Bedore: Knight on TV? Get real

ESPN execs believe they have a hit reality-TV show in the making starring Texas Tech basketball coach Bob Knight.

ESPN in actuality has a yawner of a reality-TV series in the works starring Bob’s son – Red Raider associate head coach Pat Knight, the man who someday likely will succeed his dad in Lubbock, Texas.

There is absolutely no way sometimes-charming, but mostly crabby, coaching legend Bob Knight will be willing to let reality-TV producers, directors and cameras invade his space long enough to make “Knight School” – at least “Bob Knight School” – a reality.

It’ll be up to sidekick, Pat, a future coaching star himself, to bail out papa.

You just wait.

Pat will be the one to put 16 Tech students through what the Associated Press described as “long hours of drills, conditioning and instruction,” the ultimate survivor earning a spot on the 2006-07 Red Raiders’ team.

Six one-hour episodes are scheduled to be filmed in late September – when Bob usually can be found hunting and fishing before the start of the long hoops season – and aired in February.

You know how long it will take to gather enough material for six interesting one-hour episodes?

Way too long to test Bob’s patience, that is for sure.

You mean to tell me a man who barely can make it through his 10-minute Big 12 Conference media briefing on Mondays during the season is going to open himself up enough to create a watchable reality-TV series about prospective basketball walk-ons?

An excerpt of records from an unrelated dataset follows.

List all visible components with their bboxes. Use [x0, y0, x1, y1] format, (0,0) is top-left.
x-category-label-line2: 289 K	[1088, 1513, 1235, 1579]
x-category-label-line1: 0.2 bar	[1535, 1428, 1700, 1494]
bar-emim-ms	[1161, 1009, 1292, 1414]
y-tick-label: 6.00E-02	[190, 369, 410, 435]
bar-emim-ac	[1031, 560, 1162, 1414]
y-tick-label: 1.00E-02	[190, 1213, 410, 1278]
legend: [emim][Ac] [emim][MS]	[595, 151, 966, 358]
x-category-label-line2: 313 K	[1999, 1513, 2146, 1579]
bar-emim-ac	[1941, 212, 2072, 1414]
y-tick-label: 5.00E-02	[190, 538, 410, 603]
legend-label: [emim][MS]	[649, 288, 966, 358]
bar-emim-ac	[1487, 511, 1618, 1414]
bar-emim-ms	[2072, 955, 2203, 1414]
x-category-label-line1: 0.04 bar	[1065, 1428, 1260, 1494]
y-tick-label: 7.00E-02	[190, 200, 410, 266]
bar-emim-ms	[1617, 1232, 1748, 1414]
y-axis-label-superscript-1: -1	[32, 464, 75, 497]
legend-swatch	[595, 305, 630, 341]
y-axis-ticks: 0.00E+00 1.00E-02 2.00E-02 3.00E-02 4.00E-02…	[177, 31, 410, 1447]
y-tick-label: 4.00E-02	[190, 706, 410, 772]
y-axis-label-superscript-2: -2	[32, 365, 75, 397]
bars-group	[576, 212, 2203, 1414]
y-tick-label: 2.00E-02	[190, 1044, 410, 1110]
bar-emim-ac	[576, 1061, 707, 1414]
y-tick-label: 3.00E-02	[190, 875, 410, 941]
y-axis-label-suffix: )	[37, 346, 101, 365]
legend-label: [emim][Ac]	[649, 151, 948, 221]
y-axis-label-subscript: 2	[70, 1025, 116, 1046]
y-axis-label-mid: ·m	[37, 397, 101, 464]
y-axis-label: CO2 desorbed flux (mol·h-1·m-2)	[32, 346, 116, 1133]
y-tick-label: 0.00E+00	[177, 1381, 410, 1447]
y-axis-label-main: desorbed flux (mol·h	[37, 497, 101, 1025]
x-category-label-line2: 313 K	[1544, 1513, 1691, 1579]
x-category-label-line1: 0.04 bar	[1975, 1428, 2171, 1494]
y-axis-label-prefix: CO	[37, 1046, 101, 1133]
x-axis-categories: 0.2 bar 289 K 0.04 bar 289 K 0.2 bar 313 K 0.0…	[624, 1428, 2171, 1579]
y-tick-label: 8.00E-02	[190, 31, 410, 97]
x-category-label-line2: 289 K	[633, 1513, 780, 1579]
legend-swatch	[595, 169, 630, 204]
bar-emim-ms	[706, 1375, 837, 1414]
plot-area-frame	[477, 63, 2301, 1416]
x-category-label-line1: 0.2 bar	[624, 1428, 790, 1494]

Bill Self, friend of all media, might be able to pull it off.

But Bob Knight, sparring partner with most media members whose names are not Bob Hammel and Chet Coppock?

No way.

The ultimate test of a coach’s charm is how he treats the non-national media outlets in the press. And so I’ve learned to give thumbs-up to gracious guys like Eddie Sutton, Kelvin Sampson, Rick Barnes, Gene Keady and so many others for treating Kansas media-types as they would the New York Times.

Knight – the man who sometimes does not talk even after games – gets a thumbs-down, especially after snubbing me before a KU-Indiana game in the 1990s.

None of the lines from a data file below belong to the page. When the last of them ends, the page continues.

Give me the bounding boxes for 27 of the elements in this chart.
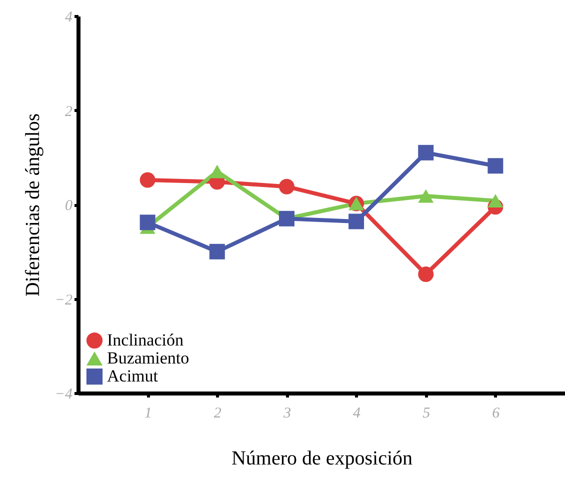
point [418, 189, 434, 203]
point [418, 144, 434, 160]
y-tick-label: −2 [54, 292, 73, 308]
x-tick-label: 5 [422, 406, 431, 422]
point [348, 214, 364, 230]
point [140, 214, 156, 230]
y-axis-title: Diferencias de ángulos [22, 113, 44, 297]
legend-label: Acimut [107, 366, 158, 386]
legend-label: Inclinación [107, 330, 184, 350]
x-tick-label: 6 [492, 406, 500, 422]
point [278, 178, 294, 194]
point [209, 164, 225, 178]
x-axis-title: Número de exposición [231, 448, 413, 470]
x-tick-label: 4 [353, 406, 362, 422]
point [418, 266, 434, 282]
point [488, 158, 504, 174]
y-tick-label: 4 [65, 10, 73, 26]
point [488, 194, 504, 208]
point [209, 244, 225, 260]
y-tick-label: −4 [54, 386, 73, 402]
x-tick-label: 3 [282, 406, 291, 422]
y-tick-label: 2 [65, 104, 73, 120]
point [140, 172, 156, 188]
x-tick-label: 2 [214, 406, 222, 422]
legend-label: Buzamiento [107, 348, 190, 368]
y-tick-label: 0 [65, 198, 73, 214]
x-tick-label: 1 [144, 406, 152, 422]
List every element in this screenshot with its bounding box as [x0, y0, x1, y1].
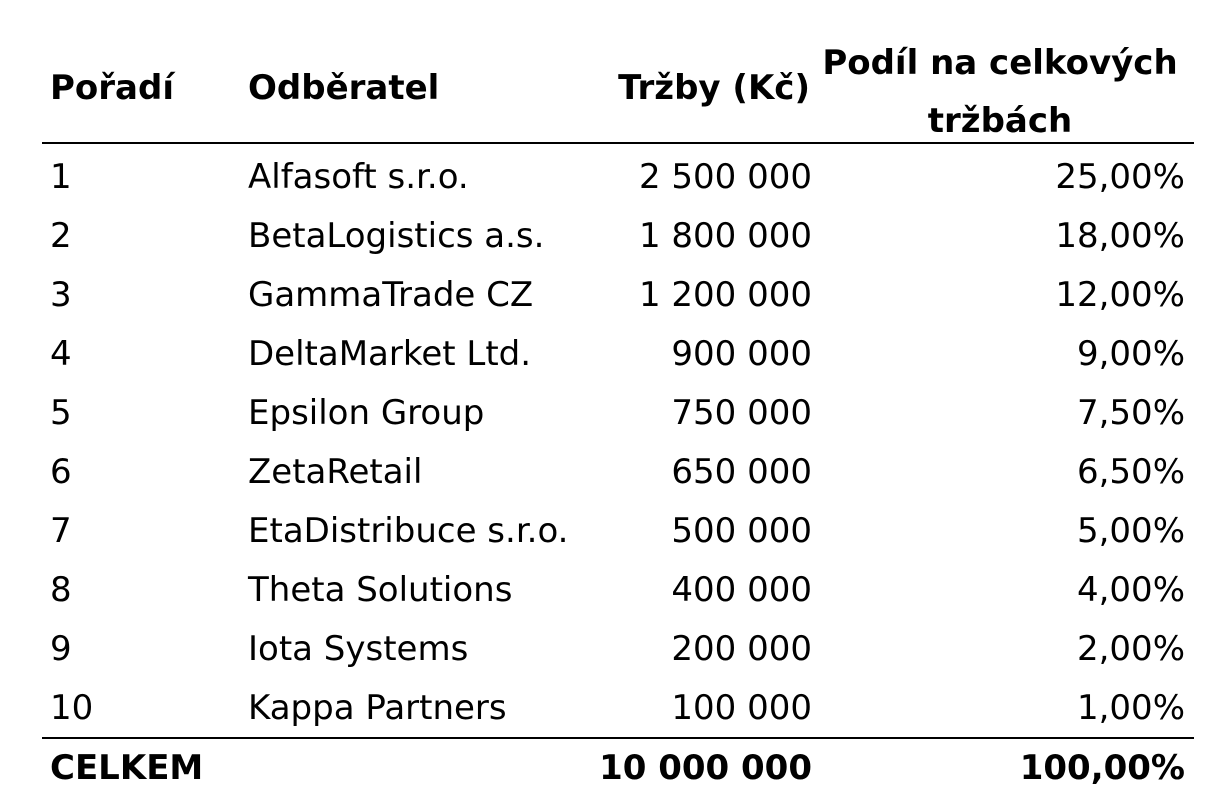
table-row: 2 BetaLogistics a.s. 1 800 000 18,00% [0, 207, 1222, 266]
share-cell: 18,00% [1055, 216, 1185, 256]
rank-cell: 2 [50, 216, 72, 256]
sales-cell: 1 800 000 [638, 216, 812, 256]
sales-cell: 400 000 [671, 570, 812, 610]
rank-cell: 3 [50, 275, 72, 315]
sales-cell: 200 000 [671, 629, 812, 669]
rank-cell: 7 [50, 511, 72, 551]
share-cell: 12,00% [1055, 275, 1185, 315]
table-row: 6 ZetaRetail 650 000 6,50% [0, 443, 1222, 502]
customer-cell: Alfasoft s.r.o. [248, 157, 469, 197]
table-row: 4 DeltaMarket Ltd. 900 000 9,00% [0, 325, 1222, 384]
customer-cell: BetaLogistics a.s. [248, 216, 545, 256]
rank-cell: 4 [50, 334, 72, 374]
customer-cell: EtaDistribuce s.r.o. [248, 511, 569, 551]
total-sales: 10 000 000 [599, 748, 812, 788]
sales-cell: 100 000 [671, 688, 812, 728]
share-cell: 2,00% [1076, 629, 1185, 669]
customer-cell: ZetaRetail [248, 452, 423, 492]
share-cell: 9,00% [1076, 334, 1185, 374]
sales-cell: 650 000 [671, 452, 812, 492]
customer-cell: GammaTrade CZ [248, 275, 534, 315]
table-row: 9 Iota Systems 200 000 2,00% [0, 620, 1222, 679]
rank-cell: 8 [50, 570, 72, 610]
share-cell: 7,50% [1076, 393, 1185, 433]
customer-cell: DeltaMarket Ltd. [248, 334, 532, 374]
table-row: 1 Alfasoft s.r.o. 2 500 000 25,00% [0, 148, 1222, 207]
table-row: 10 Kappa Partners 100 000 1,00% [0, 679, 1222, 738]
sales-cell: 750 000 [671, 393, 812, 433]
total-row: CELKEM 10 000 000 100,00% [0, 739, 1222, 798]
rank-cell: 5 [50, 393, 72, 433]
total-divider [42, 737, 1194, 739]
total-label: CELKEM [50, 748, 204, 788]
rank-cell: 9 [50, 629, 72, 669]
sales-cell: 1 200 000 [638, 275, 812, 315]
table-row: 8 Theta Solutions 400 000 4,00% [0, 561, 1222, 620]
sales-cell: 2 500 000 [638, 157, 812, 197]
customer-cell: Epsilon Group [248, 393, 485, 433]
rank-cell: 6 [50, 452, 72, 492]
header-divider [42, 142, 1194, 144]
rank-cell: 10 [50, 688, 94, 728]
customer-cell: Theta Solutions [248, 570, 513, 610]
share-cell: 25,00% [1055, 157, 1185, 197]
customer-cell: Iota Systems [248, 629, 469, 669]
table-row: 5 Epsilon Group 750 000 7,50% [0, 384, 1222, 443]
header-sales: Tržby (Kč) [618, 68, 810, 108]
sales-cell: 500 000 [671, 511, 812, 551]
table-row: 3 GammaTrade CZ 1 200 000 12,00% [0, 266, 1222, 325]
sales-cell: 900 000 [671, 334, 812, 374]
header-customer: Odběratel [248, 68, 440, 108]
share-cell: 1,00% [1076, 688, 1185, 728]
header-share: Podíl na celkových tržbách [822, 43, 1178, 141]
header-rank: Pořadí [50, 68, 174, 108]
table-row: 7 EtaDistribuce s.r.o. 500 000 5,00% [0, 502, 1222, 561]
share-cell: 6,50% [1076, 452, 1185, 492]
rank-cell: 1 [50, 157, 72, 197]
total-share: 100,00% [1019, 748, 1185, 788]
share-cell: 4,00% [1076, 570, 1185, 610]
customer-cell: Kappa Partners [248, 688, 507, 728]
share-cell: 5,00% [1076, 511, 1185, 551]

Realizing through past experiences it’s easier to win the lottery than be granted an interview with Knight via conventional means, I sent him a letter requesting a one-on-one audience.

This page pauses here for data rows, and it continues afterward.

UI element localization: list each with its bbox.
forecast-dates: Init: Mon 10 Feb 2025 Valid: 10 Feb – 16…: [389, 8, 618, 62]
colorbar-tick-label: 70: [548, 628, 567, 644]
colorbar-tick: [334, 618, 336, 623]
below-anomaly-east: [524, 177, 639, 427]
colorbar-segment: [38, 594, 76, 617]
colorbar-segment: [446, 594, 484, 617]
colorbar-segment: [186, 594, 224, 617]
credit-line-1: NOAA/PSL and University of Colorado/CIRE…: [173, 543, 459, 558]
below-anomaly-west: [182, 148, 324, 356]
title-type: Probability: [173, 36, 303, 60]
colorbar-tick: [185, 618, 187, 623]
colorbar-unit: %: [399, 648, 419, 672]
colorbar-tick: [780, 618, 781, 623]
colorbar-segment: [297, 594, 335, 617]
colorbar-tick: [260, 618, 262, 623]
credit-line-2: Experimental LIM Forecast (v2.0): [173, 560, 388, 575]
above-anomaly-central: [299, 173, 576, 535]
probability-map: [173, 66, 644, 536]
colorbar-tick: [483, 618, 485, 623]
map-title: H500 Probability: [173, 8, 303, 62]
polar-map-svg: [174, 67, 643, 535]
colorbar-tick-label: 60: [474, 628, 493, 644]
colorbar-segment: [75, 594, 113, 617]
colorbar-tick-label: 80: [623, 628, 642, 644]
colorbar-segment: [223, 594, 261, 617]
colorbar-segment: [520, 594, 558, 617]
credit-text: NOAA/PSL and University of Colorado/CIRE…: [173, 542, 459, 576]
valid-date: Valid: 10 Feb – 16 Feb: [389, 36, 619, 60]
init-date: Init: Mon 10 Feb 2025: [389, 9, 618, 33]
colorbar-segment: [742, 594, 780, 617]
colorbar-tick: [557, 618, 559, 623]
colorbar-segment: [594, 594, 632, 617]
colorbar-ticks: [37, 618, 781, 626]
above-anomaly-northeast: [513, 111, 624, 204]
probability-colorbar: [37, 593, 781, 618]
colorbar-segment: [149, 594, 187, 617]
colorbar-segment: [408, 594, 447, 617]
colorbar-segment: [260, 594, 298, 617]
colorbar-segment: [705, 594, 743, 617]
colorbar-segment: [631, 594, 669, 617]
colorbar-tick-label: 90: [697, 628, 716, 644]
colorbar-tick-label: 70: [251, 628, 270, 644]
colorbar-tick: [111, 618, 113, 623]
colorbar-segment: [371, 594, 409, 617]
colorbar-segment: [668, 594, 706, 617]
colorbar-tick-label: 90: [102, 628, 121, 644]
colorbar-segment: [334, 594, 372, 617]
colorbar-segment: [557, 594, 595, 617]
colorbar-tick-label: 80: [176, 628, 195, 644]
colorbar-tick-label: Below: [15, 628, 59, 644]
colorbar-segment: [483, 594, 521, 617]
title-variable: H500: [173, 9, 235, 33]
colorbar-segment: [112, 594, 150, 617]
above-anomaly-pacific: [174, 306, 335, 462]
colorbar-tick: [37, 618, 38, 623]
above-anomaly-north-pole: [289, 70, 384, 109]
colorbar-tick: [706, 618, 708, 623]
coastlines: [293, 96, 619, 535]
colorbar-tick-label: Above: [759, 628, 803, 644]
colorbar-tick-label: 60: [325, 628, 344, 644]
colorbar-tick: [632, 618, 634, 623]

My sales pitch? The historical significance of the KU-Indiana series, some perspective on the two heavyweights doing battle during the regular season.

Of course, my correspondence went ignored, and Knight’s only published comments came after that game – if indeed he spoke after that game. As I recall, he sent an assistant to his postgame media session after a easy, yet electric, 80-61 home victory over the Jayhawks in December, 1994, at Assembly Hall in Bloomington, Ind.

Knight simply doesn’t crave the spotlight like Donald Trump, star of “The Apprentice” or “Flavor Flav,” camera hog of the “Surreal Life.”

Count on Raphael Palmeiro being elected to the Hall of Fame on the first ballot before Bob Knight’s reality-TV show makes it on air.

Now Pat Knight reality TV?

That’s still a possibility. A real possibility.